Earier this month I posted a blog titled Is the bubble set to burst again in 2010? Today in The Times is reporting that the second wave may be hitting earlier than expected. The front cover article titled Dubai in deep water as ripples from debt crisis spread informs of the £14b in value lost by UK banks yesterday as fears spread of a dangerous new phase in the economic crisis that swept around the globe yesterday as traders responded to the shock announcement that a debt-laden Dubai state corporation was unable to meet its interest bill. The latest reports are that the market has recovered some ground but fears still remain on who is exposed the most to this new crisis. Is this the AfterShock from the tsunami that hit the world financial market just over a year ago and will our markets be able to withstand the next wave? Only time will tell but one thing that this new event does reinforce is our view at TomorrowToday that even as we emerge from the longest recession in UK records, there is now a new normal and the world has changed. Only the boldest and bravest companies will survive this Brave New World. Contact us to learn more about the trends we have identified in the New World of Work.
You can read the article in The Times or read on below
From The Times
November 27, 2009
Dubai in deep water as ripples from debt crisis spread
Patrick Hosking and David Robertson
Fears of a dangerous new phase in the economic crisis swept around the globe yesterday as traders responded to the shock announcement that a debt-laden Dubai state corporation was unable to meet its interest bill.

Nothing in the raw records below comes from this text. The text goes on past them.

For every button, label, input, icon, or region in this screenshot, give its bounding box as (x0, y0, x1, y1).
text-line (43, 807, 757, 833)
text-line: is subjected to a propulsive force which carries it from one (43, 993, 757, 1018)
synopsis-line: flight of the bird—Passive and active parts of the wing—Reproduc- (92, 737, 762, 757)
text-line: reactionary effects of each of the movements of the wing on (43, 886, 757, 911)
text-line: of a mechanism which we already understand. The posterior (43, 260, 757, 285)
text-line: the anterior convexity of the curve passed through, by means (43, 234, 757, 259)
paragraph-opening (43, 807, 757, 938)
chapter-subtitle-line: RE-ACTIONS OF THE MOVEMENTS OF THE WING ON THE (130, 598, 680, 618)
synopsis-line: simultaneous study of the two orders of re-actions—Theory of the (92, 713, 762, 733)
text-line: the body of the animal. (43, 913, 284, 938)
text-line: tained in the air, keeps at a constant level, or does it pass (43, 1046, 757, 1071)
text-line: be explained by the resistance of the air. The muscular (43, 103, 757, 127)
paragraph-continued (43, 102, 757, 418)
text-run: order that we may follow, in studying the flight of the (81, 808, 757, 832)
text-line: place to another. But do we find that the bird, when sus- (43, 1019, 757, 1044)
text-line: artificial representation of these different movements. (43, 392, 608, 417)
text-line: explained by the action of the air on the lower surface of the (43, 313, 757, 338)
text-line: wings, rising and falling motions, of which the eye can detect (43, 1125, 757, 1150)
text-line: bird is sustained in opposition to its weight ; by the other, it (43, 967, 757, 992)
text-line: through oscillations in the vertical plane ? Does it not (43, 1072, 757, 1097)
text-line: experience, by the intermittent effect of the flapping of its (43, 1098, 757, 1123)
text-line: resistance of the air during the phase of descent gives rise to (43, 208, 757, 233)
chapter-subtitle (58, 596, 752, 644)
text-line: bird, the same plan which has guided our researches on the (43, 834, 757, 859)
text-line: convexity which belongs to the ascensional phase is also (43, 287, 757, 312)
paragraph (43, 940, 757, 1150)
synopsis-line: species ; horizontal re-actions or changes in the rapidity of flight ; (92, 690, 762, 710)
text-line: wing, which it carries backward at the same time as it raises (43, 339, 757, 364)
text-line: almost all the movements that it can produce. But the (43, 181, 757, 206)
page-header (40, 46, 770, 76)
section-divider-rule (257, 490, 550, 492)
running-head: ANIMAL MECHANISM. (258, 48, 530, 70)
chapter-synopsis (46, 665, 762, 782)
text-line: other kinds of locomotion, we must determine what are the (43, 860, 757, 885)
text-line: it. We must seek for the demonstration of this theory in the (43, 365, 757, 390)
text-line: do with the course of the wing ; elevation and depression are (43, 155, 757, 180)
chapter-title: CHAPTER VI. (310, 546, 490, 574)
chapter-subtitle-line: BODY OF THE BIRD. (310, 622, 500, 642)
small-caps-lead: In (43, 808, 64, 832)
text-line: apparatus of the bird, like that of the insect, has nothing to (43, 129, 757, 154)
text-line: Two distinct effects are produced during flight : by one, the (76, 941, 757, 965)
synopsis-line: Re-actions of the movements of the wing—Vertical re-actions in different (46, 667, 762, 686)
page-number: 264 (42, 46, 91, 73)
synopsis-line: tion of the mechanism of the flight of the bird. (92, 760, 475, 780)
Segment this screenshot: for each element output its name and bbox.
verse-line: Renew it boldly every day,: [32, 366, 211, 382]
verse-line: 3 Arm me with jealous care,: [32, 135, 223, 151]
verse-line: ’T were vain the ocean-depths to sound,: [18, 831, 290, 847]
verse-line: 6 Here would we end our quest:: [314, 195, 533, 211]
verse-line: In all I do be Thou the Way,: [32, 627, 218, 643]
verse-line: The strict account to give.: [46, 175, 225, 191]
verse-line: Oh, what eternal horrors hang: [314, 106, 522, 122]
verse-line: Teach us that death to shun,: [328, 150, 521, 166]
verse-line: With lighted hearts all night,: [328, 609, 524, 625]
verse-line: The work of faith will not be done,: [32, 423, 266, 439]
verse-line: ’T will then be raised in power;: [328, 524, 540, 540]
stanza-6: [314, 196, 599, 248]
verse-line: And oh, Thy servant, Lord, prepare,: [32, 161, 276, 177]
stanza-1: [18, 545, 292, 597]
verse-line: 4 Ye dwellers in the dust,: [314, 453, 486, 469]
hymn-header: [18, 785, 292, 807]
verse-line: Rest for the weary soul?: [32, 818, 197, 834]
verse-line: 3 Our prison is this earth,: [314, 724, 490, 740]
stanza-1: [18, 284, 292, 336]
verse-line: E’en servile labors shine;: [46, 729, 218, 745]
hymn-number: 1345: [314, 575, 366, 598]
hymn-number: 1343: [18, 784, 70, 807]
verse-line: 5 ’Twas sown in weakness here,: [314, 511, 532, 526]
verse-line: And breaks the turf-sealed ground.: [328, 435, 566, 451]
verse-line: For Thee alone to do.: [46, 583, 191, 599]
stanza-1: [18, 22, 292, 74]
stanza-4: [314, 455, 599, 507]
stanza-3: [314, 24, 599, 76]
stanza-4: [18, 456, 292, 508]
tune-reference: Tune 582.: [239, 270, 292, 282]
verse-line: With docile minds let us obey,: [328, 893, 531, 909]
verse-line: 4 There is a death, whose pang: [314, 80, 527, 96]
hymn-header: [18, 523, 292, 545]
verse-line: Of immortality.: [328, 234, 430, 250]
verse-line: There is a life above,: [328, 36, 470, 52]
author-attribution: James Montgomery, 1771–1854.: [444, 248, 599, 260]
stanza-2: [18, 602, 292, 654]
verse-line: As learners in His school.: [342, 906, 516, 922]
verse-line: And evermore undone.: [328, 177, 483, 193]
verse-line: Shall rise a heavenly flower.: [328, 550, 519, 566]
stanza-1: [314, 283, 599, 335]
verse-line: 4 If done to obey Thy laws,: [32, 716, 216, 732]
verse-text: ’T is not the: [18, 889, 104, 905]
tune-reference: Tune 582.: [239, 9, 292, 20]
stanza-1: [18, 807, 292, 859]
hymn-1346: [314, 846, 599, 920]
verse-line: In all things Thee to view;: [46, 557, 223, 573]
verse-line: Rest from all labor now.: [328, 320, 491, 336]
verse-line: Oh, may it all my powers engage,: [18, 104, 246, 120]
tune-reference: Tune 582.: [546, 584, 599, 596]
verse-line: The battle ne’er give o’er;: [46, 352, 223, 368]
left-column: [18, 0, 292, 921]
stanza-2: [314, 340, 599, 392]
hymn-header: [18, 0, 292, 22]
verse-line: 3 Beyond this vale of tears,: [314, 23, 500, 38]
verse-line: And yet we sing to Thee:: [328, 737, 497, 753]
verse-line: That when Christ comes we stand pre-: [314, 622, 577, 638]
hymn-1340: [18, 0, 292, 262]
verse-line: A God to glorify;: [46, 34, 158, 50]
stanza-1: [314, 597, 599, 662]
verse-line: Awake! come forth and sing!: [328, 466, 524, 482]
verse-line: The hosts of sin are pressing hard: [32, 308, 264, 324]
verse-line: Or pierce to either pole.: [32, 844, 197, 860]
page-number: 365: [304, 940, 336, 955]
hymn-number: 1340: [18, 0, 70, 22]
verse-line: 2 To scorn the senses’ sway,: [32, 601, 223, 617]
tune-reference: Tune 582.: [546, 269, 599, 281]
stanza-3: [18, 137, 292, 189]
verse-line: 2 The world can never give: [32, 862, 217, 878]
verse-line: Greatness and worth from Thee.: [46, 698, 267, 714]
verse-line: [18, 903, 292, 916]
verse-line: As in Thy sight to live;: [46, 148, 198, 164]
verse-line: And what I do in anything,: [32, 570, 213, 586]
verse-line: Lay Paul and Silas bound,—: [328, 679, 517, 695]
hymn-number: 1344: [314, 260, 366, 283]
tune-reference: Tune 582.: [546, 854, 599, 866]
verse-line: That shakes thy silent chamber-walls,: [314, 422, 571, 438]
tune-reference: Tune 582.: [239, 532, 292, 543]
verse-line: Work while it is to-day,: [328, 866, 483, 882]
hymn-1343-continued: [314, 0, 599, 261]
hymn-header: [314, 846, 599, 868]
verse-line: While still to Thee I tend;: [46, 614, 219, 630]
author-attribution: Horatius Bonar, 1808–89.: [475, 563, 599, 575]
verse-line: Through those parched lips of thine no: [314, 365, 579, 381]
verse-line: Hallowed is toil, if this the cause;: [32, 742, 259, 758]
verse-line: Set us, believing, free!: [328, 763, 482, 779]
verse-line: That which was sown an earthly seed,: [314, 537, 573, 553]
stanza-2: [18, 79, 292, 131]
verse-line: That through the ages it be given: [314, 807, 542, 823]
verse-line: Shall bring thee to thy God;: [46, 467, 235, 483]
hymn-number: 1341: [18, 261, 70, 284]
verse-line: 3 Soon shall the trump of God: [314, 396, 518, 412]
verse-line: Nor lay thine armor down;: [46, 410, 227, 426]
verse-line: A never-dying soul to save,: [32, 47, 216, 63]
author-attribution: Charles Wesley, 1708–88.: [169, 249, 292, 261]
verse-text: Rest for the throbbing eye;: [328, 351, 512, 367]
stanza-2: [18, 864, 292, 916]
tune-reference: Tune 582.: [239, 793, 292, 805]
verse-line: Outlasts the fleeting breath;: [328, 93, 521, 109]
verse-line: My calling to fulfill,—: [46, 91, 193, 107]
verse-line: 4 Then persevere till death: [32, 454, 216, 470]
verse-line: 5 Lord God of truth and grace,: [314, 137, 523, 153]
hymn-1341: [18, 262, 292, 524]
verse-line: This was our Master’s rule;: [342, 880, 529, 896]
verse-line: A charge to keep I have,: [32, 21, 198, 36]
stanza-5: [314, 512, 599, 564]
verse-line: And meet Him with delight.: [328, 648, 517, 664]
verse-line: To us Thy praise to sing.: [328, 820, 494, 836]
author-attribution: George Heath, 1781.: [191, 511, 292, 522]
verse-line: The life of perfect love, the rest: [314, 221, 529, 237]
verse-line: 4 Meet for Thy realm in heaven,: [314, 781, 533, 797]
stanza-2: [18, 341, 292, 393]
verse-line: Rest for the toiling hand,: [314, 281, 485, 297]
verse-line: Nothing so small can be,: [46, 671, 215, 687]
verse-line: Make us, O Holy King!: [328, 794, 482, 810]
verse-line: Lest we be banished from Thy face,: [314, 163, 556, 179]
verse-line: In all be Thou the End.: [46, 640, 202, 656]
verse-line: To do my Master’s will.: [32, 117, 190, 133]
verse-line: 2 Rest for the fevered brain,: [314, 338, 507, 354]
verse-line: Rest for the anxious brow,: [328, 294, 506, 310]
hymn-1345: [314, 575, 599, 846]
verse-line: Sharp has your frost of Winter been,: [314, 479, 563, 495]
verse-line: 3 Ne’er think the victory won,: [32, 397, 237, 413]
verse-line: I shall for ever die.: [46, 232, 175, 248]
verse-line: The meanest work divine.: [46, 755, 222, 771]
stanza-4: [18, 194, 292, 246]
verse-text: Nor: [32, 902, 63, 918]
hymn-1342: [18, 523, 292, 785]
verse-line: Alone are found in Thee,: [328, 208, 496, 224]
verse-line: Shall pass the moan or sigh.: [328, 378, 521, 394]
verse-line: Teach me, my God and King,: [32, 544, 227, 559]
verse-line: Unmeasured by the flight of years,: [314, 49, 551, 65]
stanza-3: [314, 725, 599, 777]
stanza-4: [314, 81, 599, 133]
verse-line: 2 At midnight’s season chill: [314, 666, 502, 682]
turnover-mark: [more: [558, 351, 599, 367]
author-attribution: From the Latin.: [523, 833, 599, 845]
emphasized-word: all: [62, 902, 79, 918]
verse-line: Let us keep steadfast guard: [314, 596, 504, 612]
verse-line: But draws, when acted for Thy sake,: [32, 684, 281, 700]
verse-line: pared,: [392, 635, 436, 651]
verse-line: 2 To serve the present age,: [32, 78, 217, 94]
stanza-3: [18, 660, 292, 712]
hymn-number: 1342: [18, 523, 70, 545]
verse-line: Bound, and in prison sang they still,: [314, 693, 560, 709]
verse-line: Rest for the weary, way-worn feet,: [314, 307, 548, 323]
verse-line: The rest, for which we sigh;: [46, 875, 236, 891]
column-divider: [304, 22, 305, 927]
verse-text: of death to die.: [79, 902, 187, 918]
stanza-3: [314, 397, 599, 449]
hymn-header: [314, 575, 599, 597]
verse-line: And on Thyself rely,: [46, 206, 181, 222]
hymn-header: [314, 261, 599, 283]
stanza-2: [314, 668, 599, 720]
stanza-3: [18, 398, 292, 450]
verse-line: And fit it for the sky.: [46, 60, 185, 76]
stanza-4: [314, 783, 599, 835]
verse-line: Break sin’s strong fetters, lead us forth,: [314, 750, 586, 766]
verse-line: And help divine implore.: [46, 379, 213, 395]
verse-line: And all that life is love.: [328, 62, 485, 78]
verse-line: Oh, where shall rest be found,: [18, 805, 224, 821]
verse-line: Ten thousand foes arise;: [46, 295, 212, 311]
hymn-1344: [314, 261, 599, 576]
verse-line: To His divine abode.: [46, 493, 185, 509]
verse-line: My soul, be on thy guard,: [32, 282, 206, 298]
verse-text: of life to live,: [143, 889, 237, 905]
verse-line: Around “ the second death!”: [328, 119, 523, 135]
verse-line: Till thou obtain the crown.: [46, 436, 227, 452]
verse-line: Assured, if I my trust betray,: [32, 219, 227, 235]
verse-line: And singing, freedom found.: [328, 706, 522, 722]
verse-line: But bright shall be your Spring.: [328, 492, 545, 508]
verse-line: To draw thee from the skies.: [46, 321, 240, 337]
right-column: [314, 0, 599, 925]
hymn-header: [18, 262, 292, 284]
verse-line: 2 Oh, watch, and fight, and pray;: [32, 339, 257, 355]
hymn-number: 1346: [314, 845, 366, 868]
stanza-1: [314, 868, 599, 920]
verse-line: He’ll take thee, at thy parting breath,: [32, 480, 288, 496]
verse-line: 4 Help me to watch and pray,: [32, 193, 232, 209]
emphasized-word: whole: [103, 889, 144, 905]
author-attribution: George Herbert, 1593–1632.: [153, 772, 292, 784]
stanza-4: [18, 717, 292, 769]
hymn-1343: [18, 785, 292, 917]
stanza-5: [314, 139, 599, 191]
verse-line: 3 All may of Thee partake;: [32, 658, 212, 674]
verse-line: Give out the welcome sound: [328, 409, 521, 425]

Shares plunged, weak currencies were battered and more than £14 billion was wiped from the value of British banks on fears that they would be left nursing new losses.
Nervous traders transferred the focus of their anxieties from the risk of companies failing to the risk of nation states defaulting. Investors owed money by Mexico, Russia and Greece saw the price of insuring themselves against default rocket.
Although the scale of Dubai’s debts is comparatively modest at $80 billion (£48 billion), the uncertainty spooked the markets, with no one sure who its creditors are. Several banks rushed out statements to reassure investors that their exposure was small.
The FTSE 100 plunged by 171 points to 5,194 — its biggest one-day fall in eight months in one of the most jittery days in the financial markets since the depths of the banking crisis.
The Treasury, the Bank of England and the Financial Services Authority were monitoring events closely and are demanding figures from UK banks on their loan exposures to Dubai.
According to a senior government official, Dubai’s crisis is regarded as modest and manageable for Britain, but there were growing fears that Abu Dhabi, the oil-rich neighbouring emirate that has in the past given rescue loans, would leave Dubai to its fate.
Dubai World, the state-owned corporation that began the panic on Wednesday by demanding a standstill on its interest payments, worsened the mood when it postponed a teleconference for its bond holders, saying the phone lines were overwhelmed.
Gerard Lyons, chief economist with Standard Chartered, said: “The market reaction shows how vulnerable some economies are to the aftermath of the debt binge. This highlights how fragile confidence is.”
The Eid al-Adha religious holiday in the Middle East, and the closure of financial markets in the United States for Thanksgiving, exacerbated the sense of uncertainty in markets that were open for business.
A computer crash at the London Stock Exchange, which by coincidence is 21 per cent owned by the Dubai Government, left dealers unable to trade for three and a half hours.
Shares in HSBC slumped by 5 per cent, wiping £6.2 billion from its value. According to the United Arab Emirates Banks Association, HSBC has £11 billion of loans outstanding to the UAE, of which Dubai is one of seven emirates. HSBC declined to comment.
More than £2.6 billion was slashed from the value of Barclays, while Lloyds and Royal Bank of Scotland, both partly owned by the taxpayer, saw their values fall by £1.7 billion and £1.5 billion respectively.
One analyst said that the fears were overdone because Abu Dhabi would eventually come to the rescue to save the UAE from embarrassment. Dubai World has liabilities of £36 billion, about three quarters of Dubai’s total state debt. Its subsidiary Nakheel built The Palm Islands development, but the property bubble in the emirate burst a year ago, leaving buildings unfinished, debts unpaid and paper fortunes erased.